Interestingly, the five-day working week was something that was introduced centuries ago. However, this was at a time when, for many, there was the traditional family set-up, men would be working while women would focus on their work within the home and supporting the raising of the family. The world has changed significantly since, placing more importance on work/life balance and personal wellbeing, especially mental health.

In my opinion, the four-day work week could be a critical component to help to encourage a more equal workplace, allowing employees to have more time to be with their families and achieve a better work/life balance. This has become one of the top priorities for the workers, with recent research revealing more than two thirds of employees see work/life balance as more important than pay. This is a clear sign that people are now prioritising their wellbeing as highly as other factors, like pay and benefits.

During the four-day week, most employees will most likely be expected to work the same 40-hour weeks, but in four days instead of five. This will need to be carefully approached, with leaders finding a sustainable way to support workers with their time to avoid overwhelming stress levels while balancing the needs of the business

The four-day working week would be a great thing for businesses to implement. However, this arrangement will not suit every business model, for example, industries such as healthcare might not benefit from this kind of change. Before making any decision, businesses need to make the right considerations on if introducing this is the best thing for the business, equally it may be that exploring the four-day working week leads to a variation of another type of flexible working such as nine working days over 10. They also need to listen to employees and cater to their needs.

Ivan Harding, Co-founder and CEO, Applaud:

I have concerns about the introduction of the four-day work week, due to the unintended negative impact it might have on employees. A shorter work week could inadvertently lead to increased stress due to a greater workload and more pressure to ‘get things done’ in a shorter time frame. Employers need to be aware of the toll this could take on employees, particularly on their mental health, and have in place support if needed.

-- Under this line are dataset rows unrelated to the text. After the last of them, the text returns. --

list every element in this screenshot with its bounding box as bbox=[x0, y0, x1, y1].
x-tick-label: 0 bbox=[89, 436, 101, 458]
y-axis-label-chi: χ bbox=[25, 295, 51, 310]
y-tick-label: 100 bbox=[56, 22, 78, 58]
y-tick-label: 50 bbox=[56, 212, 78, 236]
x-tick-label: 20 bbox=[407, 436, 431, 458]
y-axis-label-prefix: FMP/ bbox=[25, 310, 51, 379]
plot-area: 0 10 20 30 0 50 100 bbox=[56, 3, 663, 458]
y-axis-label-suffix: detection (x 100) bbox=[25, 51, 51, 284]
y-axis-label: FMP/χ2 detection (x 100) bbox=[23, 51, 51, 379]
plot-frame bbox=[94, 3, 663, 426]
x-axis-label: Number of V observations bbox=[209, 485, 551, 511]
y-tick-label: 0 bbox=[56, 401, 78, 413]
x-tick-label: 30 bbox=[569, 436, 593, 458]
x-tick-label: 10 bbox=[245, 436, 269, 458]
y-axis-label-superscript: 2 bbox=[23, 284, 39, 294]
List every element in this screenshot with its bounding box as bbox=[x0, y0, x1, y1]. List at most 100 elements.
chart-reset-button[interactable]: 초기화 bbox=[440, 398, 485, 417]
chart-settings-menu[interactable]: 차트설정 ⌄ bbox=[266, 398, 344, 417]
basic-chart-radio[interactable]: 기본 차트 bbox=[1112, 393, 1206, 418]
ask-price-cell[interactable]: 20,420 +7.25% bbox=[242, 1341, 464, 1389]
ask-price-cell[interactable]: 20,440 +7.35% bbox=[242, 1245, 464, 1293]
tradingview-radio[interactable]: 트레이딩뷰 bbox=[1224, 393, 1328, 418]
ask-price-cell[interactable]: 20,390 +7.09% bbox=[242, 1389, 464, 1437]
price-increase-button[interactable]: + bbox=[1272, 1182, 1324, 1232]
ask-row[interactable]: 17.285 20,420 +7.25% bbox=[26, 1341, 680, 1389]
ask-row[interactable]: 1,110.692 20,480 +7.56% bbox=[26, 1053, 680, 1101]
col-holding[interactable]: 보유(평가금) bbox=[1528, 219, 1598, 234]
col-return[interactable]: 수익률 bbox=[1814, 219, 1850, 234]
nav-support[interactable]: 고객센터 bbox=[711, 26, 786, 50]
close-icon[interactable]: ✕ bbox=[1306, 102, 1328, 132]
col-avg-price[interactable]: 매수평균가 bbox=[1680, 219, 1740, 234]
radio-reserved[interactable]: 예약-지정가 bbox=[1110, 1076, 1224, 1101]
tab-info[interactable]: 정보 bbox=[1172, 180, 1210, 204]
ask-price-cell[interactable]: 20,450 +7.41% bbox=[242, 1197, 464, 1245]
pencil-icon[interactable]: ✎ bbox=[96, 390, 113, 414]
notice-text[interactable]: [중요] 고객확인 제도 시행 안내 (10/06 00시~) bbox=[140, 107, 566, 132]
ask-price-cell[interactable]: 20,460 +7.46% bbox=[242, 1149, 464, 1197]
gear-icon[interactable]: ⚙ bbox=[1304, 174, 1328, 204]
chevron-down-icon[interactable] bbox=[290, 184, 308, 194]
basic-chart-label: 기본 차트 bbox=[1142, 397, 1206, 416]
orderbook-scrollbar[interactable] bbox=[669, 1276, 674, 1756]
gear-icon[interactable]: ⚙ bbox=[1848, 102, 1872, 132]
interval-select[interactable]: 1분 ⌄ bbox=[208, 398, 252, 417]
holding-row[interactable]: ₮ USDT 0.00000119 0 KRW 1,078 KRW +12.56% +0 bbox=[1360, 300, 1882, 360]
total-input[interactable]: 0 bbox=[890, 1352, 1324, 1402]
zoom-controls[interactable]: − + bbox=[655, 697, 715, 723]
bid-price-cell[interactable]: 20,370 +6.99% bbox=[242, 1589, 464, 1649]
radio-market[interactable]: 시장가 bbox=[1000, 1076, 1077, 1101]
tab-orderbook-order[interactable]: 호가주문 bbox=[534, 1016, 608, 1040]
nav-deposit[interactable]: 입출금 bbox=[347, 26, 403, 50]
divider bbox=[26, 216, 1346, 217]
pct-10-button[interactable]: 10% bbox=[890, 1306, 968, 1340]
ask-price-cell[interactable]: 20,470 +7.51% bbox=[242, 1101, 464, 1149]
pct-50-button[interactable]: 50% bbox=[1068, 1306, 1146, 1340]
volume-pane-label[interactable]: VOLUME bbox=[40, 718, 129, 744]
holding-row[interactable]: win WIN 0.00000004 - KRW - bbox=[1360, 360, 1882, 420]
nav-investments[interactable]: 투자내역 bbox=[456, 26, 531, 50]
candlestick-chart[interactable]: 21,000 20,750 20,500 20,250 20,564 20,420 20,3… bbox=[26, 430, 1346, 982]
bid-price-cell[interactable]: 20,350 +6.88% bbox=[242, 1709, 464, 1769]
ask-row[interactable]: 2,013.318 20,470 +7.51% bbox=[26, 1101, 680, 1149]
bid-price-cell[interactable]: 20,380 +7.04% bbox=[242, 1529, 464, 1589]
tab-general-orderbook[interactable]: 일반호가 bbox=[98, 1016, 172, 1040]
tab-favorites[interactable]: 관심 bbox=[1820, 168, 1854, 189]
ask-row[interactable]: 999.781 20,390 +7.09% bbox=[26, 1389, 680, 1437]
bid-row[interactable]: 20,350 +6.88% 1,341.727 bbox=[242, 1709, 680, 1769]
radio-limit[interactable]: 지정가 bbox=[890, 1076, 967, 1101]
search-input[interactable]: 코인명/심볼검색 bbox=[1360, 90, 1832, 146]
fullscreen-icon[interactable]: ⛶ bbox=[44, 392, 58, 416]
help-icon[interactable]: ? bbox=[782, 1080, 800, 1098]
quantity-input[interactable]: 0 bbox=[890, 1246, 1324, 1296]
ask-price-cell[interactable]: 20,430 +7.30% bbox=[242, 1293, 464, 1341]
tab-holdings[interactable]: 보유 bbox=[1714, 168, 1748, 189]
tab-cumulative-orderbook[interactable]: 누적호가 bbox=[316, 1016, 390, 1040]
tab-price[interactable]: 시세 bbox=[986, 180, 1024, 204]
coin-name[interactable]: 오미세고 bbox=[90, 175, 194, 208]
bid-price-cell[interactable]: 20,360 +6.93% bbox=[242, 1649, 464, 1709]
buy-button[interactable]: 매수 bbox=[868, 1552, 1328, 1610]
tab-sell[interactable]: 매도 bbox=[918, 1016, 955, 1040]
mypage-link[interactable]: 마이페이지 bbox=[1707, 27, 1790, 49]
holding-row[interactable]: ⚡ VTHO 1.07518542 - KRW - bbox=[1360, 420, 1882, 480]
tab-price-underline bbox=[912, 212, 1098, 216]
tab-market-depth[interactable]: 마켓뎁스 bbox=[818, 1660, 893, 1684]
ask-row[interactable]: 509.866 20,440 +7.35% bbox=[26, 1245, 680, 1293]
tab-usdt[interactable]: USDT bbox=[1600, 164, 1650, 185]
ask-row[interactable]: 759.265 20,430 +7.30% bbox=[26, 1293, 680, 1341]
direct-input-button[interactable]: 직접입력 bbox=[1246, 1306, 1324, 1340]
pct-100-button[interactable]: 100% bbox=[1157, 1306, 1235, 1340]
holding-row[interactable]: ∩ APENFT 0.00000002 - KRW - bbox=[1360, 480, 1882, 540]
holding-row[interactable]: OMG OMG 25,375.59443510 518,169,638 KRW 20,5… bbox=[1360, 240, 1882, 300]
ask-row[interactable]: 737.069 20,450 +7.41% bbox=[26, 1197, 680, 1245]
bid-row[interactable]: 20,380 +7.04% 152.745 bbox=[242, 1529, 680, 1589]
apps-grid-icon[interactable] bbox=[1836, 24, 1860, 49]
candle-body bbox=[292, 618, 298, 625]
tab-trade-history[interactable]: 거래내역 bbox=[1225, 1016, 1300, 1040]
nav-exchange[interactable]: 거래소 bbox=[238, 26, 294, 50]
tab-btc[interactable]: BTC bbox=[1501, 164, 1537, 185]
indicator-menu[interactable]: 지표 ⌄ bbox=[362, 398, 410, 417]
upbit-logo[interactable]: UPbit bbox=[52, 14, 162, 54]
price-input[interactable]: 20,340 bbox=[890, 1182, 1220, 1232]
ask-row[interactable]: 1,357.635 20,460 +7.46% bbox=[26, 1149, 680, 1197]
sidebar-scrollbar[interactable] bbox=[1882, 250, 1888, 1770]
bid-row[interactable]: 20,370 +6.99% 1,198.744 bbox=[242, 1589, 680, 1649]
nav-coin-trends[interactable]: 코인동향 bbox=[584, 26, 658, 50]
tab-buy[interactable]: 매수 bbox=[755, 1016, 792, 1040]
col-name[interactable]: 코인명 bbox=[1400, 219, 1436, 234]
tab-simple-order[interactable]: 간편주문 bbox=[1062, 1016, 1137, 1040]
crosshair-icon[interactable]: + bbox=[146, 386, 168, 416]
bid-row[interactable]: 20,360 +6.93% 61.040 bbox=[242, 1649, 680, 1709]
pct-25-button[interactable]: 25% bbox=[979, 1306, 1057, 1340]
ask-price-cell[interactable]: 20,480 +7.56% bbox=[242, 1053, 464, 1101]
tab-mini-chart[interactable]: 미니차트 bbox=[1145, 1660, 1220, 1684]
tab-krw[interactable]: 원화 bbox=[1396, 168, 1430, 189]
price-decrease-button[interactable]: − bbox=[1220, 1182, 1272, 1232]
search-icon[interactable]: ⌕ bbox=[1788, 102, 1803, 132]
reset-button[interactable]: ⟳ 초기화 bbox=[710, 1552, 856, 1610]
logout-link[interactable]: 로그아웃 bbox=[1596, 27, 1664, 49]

The idea of working fewer hours is enticing, but if companies want to reduce the working time down to four days a week (a reduction of 20%), an active conversation needs to happen around how this impacts business targets. Are performance goals or employee expectations also going to lower by 20% to accommodate the changing working hours or is it clear to the employee that what they’re signing up for is the same output in a smaller time frame?

Given the current state of the economy and the expense of living, the workforce is unlikely to welcome a pay decrease, even if it comes with a day off. Management should be ready for backlash from their workforce if they decide to offer reduced salaries to cater to the reduced output caused by the four-day work week.

Although some businesses are choosing to go ahead with this idea, I just don’t see this as a viable option in the current economic climate due to the potential cost implications. A lot of questions need to be answered around increased productivity vs decreased wages, employee wellbeing and overall business impact.

As a result, I don’t expect that the four-day work week will have an overall positive impact on employees in the long-term and may prove difficult for many to implement.